John from Bootle
Player Valuation: £25m
Such a terrible situation.
Read a piece last night that highlights how difficult, and ultimately tragic this thing is going to continue to be for many years and decades ahead.
www.wilsoncenter.org
Read a piece last night that highlights how difficult, and ultimately tragic this thing is going to continue to be for many years and decades ahead.
What is notable about Hamas’s statements—although unsurprising to long-term observers of the region—is that they failed to express gratitude to Putin for championing the cause of an independent Palestinian state. This omission has a simple explanation: an independent Palestinian state next to Israel is not, in fact, Hamas’s goal. Rather, Hamas is driven by the genocidal goal of destroying Israel and its Jews, and establishing a Palestinian state in its place—the real meaning of the slogan frequently chanted on American college campuses and at anti-Israel demonstrations elsewhere: “From the river to the sea, Palestine will be free.”
Terrorism Instead of a Two-State Solution
Hamas’s actions on October 7 conveyed this point starkly. When Israelis withdrew from Gaza in 2005, the enclave was supposed to be a test run for a future independent Palestinian state living at peace with its Jewish neighbor. Hopes ran high that it would become something of a Dubai on the Mediterranean: tourists would flock to its beaches, and commerce would flow through a new deep-sea port. But a year later, Gazans elected Hamas, which imposed a ruthless totalitarian regime on it.
Over the next eighteen years, Hamas’s leaders enriched themselves from the hundreds of millions of dollars in foreign aid intended for civilian projects and used the cash to build military tunnels, acquire weapons, and turn Gaza into a launching pad for terror. Anyone who thought that Hamas had grown more pragmatic in recent years need only consider that the October 7 attack destroyed the very agricultural communities that used to employ some of the 17,000 Gazan workers who annually benefited from Israel’s special work permit program, earning on average six times what they could in Gaza. Clearly, Gazans will not work in Israel in the foreseeable future.
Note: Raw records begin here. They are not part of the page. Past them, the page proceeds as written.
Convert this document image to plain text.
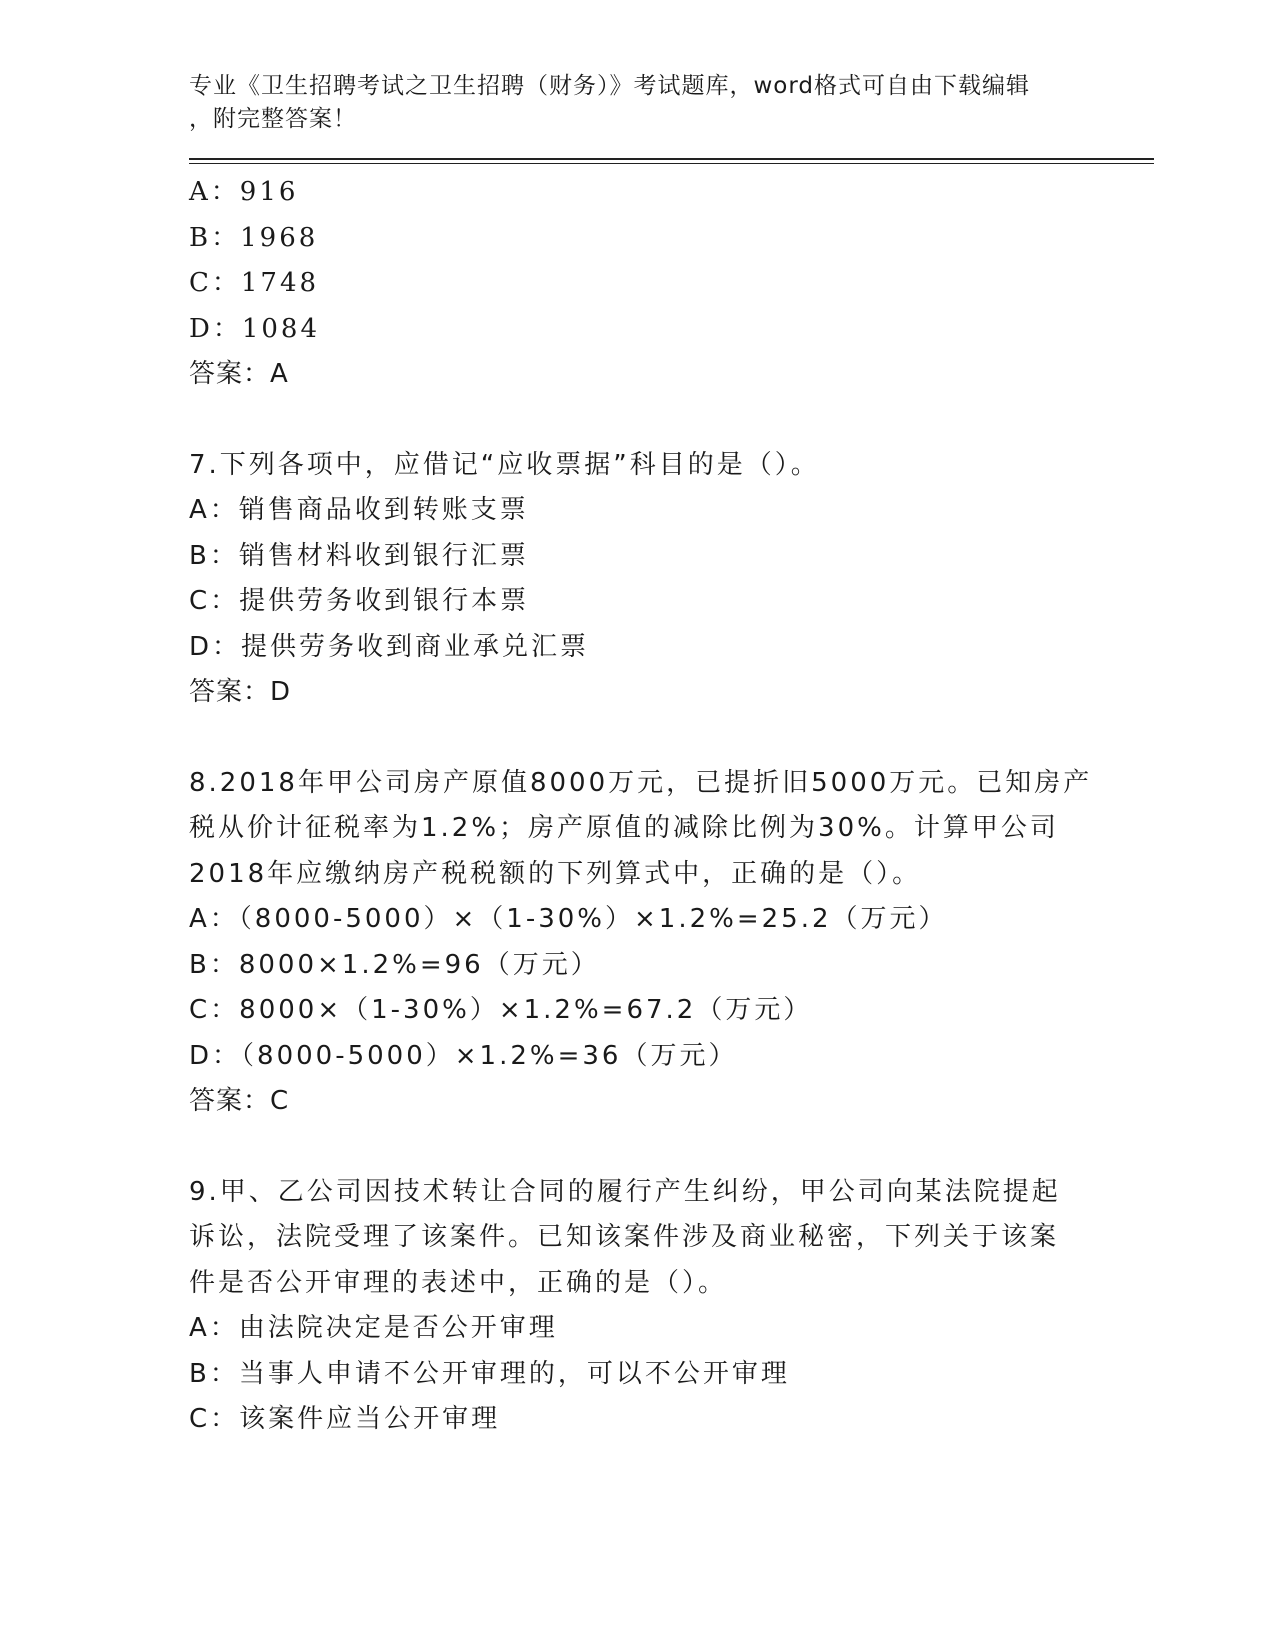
专业《卫生招聘考试之卫生招聘（财务）》考试题库，word格式可自由下载编辑
，附完整答案！
A：916
B：1968
C：1748
D：1084
答案：A
7.下列各项中，应借记“应收票据”科目的是（）。
A：销售商品收到转账支票
B：销售材料收到银行汇票
C：提供劳务收到银行本票
D：提供劳务收到商业承兑汇票
答案：D
8.2018年甲公司房产原值8000万元，已提折旧5000万元。已知房产
税从价计征税率为1.2%；房产原值的减除比例为30%。计算甲公司
2018年应缴纳房产税税额的下列算式中，正确的是（）。
A：（8000-5000）×（1-30%）×1.2%=25.2（万元）
B：8000×1.2%=96（万元）
C：8000×（1-30%）×1.2%=67.2（万元）
D：（8000-5000）×1.2%=36（万元）
答案：C
9.甲、乙公司因技术转让合同的履行产生纠纷，甲公司向某法院提起
诉讼，法院受理了该案件。已知该案件涉及商业秘密，下列关于该案
件是否公开审理的表述中，正确的是（）。
A：由法院决定是否公开审理
B：当事人申请不公开审理的，可以不公开审理
C：该案件应当公开审理
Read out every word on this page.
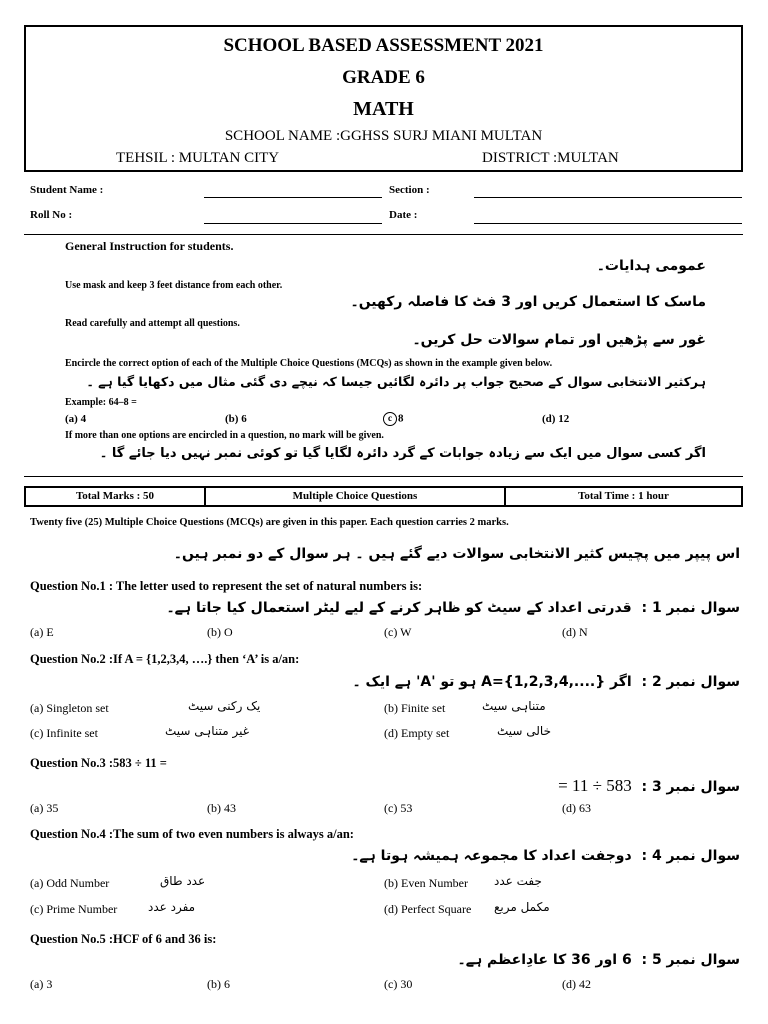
SCHOOL BASED ASSESSMENT 2021
GRADE 6
MATH
SCHOOL NAME :GGHSS SURJ MIANI MULTAN
TEHSIL : MULTAN CITY	DISTRICT :MULTAN
Student Name :	Section :
Roll No :	Date :
General Instruction for students.
عمومی ہدایات۔
Use mask and keep 3 feet distance from each other.
ماسک کا استعمال کریں اور 3 فٹ کا فاصلہ رکھیں۔
Read carefully and attempt all questions.
غور سے پڑھیں اور تمام سوالات حل کریں۔
Encircle the correct option of each of the Multiple Choice Questions (MCQs) as shown in the example given below.
ہرکثیر الانتخابی سوال کے صحیح جواب پر دائرہ لگائیں جیسا کہ نیچے دی گئی مثال میں دکھایا گیا ہے ۔
Example: 64–8 =
(a) 4	(b) 6	c 8	(d) 12
If more than one options are encircled in a question, no mark will be given.
اگر کسی سوال میں ایک سے زیادہ جوابات کے گرد دائرہ لگایا گیا تو کوئی نمبر نہیں دیا جائے گا ۔
Total Marks : 50	Multiple Choice Questions	Total Time : 1 hour
Twenty five (25) Multiple Choice Questions (MCQs) are given in this paper. Each question carries 2 marks.
اس پیپر میں پچیس کثیر الانتخابی سوالات دیے گئے ہیں ۔ ہر سوال کے دو نمبر ہیں۔
Question No.1 : The letter used to represent the set of natural numbers is:
سوال نمبر 1 :  قدرتی اعداد کے سیٹ کو ظاہر کرنے کے لیے لیٹر استعمال کیا جاتا ہے۔
(a) E	(b) O	(c) W	(d) N
Question No.2 :If A = {1,2,3,4, ….} then ‘A’ is a/an:
سوال نمبر 2 :  اگر A={1,2,3,4,....} ہو تو 'A' ہے ایک ۔
(a) Singleton set	یک رکنی سیٹ	(b) Finite set	متناہی سیٹ
(c) Infinite set	غیر متناہی سیٹ	(d) Empty set	خالی سیٹ
Question No.3 :583 ÷ 11 =
سوال نمبر 3 :  583 ÷ 11 =
(a) 35	(b) 43	(c) 53	(d) 63
Question No.4 :The sum of two even numbers is always a/an:
سوال نمبر 4 :  دوجفت اعداد کا مجموعہ ہمیشہ ہوتا ہے۔
(a) Odd Number	عدد طاق	(b) Even Number جفت عدد
(c) Prime Number	مفرد عدد	(d) Perfect Square مکمل مربع
Question No.5 :HCF of 6 and 36 is:
سوال نمبر 5 :  6 اور 36 کا عادِاعظم ہے۔
(a) 3	(b) 6	(c) 30	(d) 42
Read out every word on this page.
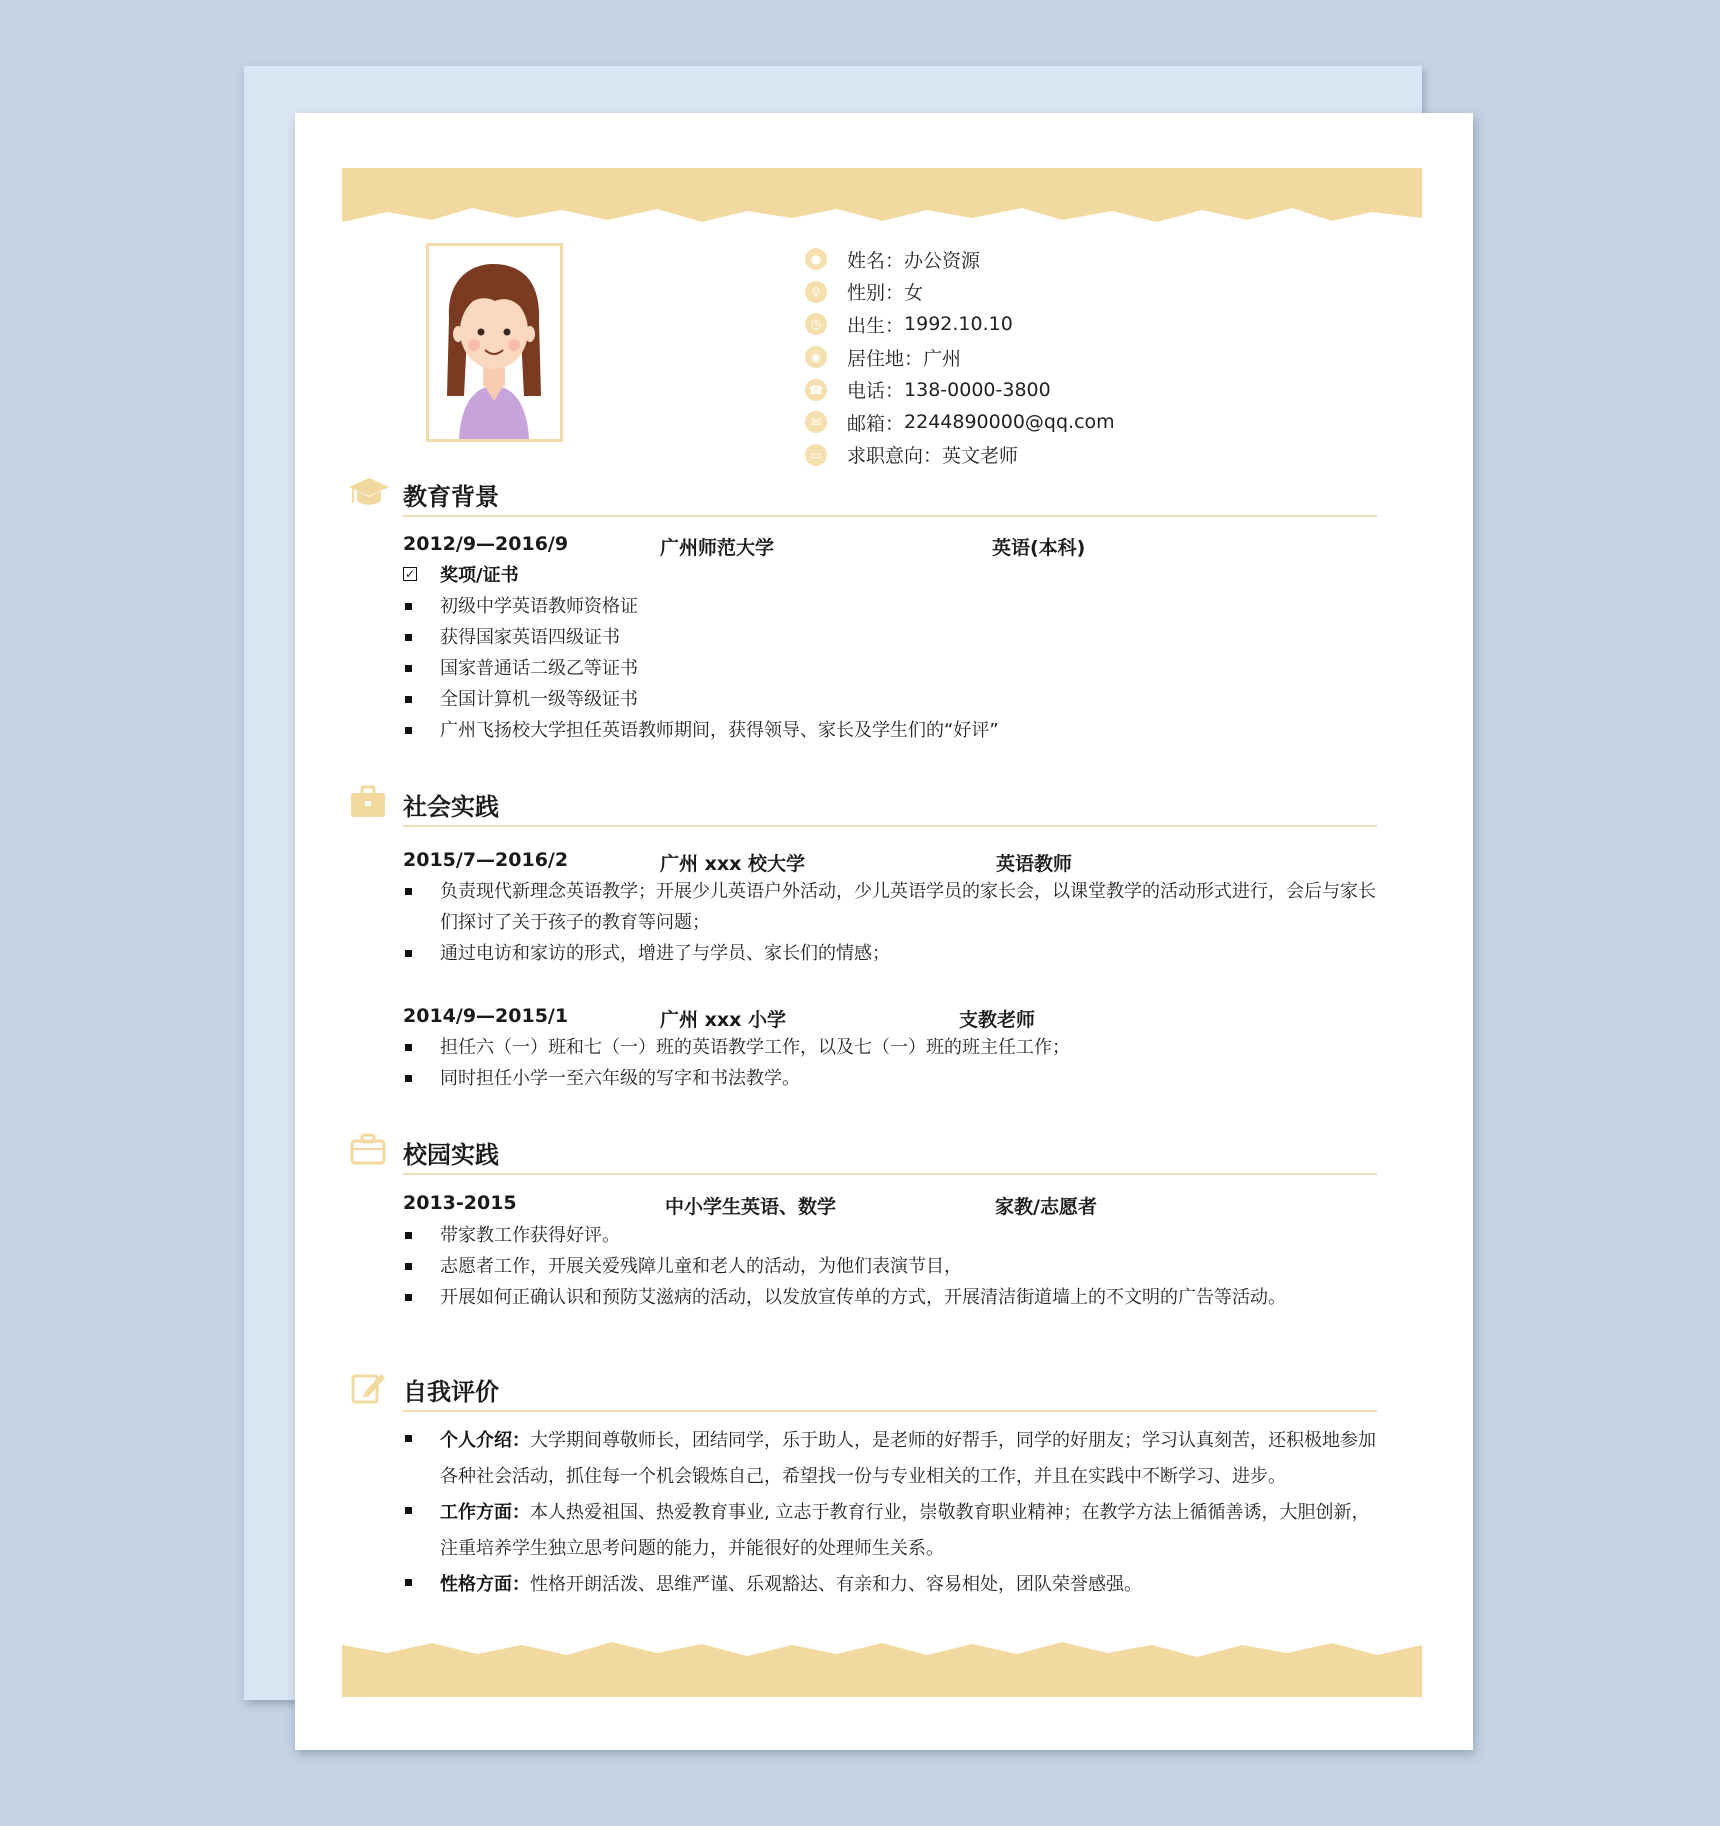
●	姓名 ： 办公资源
♀	性别 ： 女
◷	出生 ： 1992.10.10
◉	居住地 ： 广州
☎ 电话 ： 138-0000-3800
✉	邮箱 ： 2244890000@qq.com
▭ 求职意向 ： 英文老师
教育背景
2012/9—2016/9	广州师范大学	英语(本科)
✓ 奖项/证书
初级中学英语教师资格证
获得国家英语四级证书
国家普通话二级乙等证书
全国计算机一级等级证书
广州飞扬校大学担任英语教师期间，获得领导、家长及学生们的“好评”
社会实践
2015/7—2016/2	广州 xxx 校大学	英语教师
负责现代新理念英语教学；开展少儿英语户外活动，少儿英语学员的家长会，以课堂教学的活动形式进行，会后与家长们探讨了关于孩子的教育等问题；
通过电访和家访的形式，增进了与学员、家长们的情感；
2014/9—2015/1	广州 xxx 小学	支教老师
担任六（一）班和七（一）班的英语教学工作，以及七（一）班的班主任工作；
同时担任小学一至六年级的写字和书法教学。
校园实践
2013-2015	中小学生英语、数学	家教/志愿者
带家教工作获得好评。
志愿者工作，开展关爱残障儿童和老人的活动，为他们表演节目，
开展如何正确认识和预防艾滋病的活动，以发放宣传单的方式，开展清洁街道墙上的不文明的广告等活动。
自我评价
个人介绍：大学期间尊敬师长，团结同学，乐于助人，是老师的好帮手，同学的好朋友；学习认真刻苦，还积极地参加各种社会活动，抓住每一个机会锻炼自己，希望找一份与专业相关的工作，并且在实践中不断学习、进步。
工作方面：本人热爱祖国、热爱教育事业, 立志于教育行业，崇敬教育职业精神；在教学方法上循循善诱，大胆创新，注重培养学生独立思考问题的能力，并能很好的处理师生关系。
性格方面：性格开朗活泼、思维严谨、乐观豁达、有亲和力、容易相处，团队荣誉感强。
Nor has the Palestinian Authority, headed by Russia’s good friend Mahmoud Abbas (who defended his PhD dissertation equating Zionism with Nazism at the Moscow Institute of Oriental Studies in 1982), shown more interest in an independent Palestinian state coexisting next to the Jewish state. Abbas famously rejected an Israeli proposal that would have given Palestinians 94 percent of the West Bank territory. As Einat Wilf, the left-wing Israeli commentator on Palestinian issues and co-author of the bestselling The War of Return, put it, “Had [the Palestinian] cause been limited [to] goals like ‘ending the occupation,’ or ‘removing settlements’ or ‘creating an independent state,’ they would have fulfilled it long ago. But their cause has always been and remains to ensure that the Jews have no state in any part of the land,” leading them to miss one opportunity after another.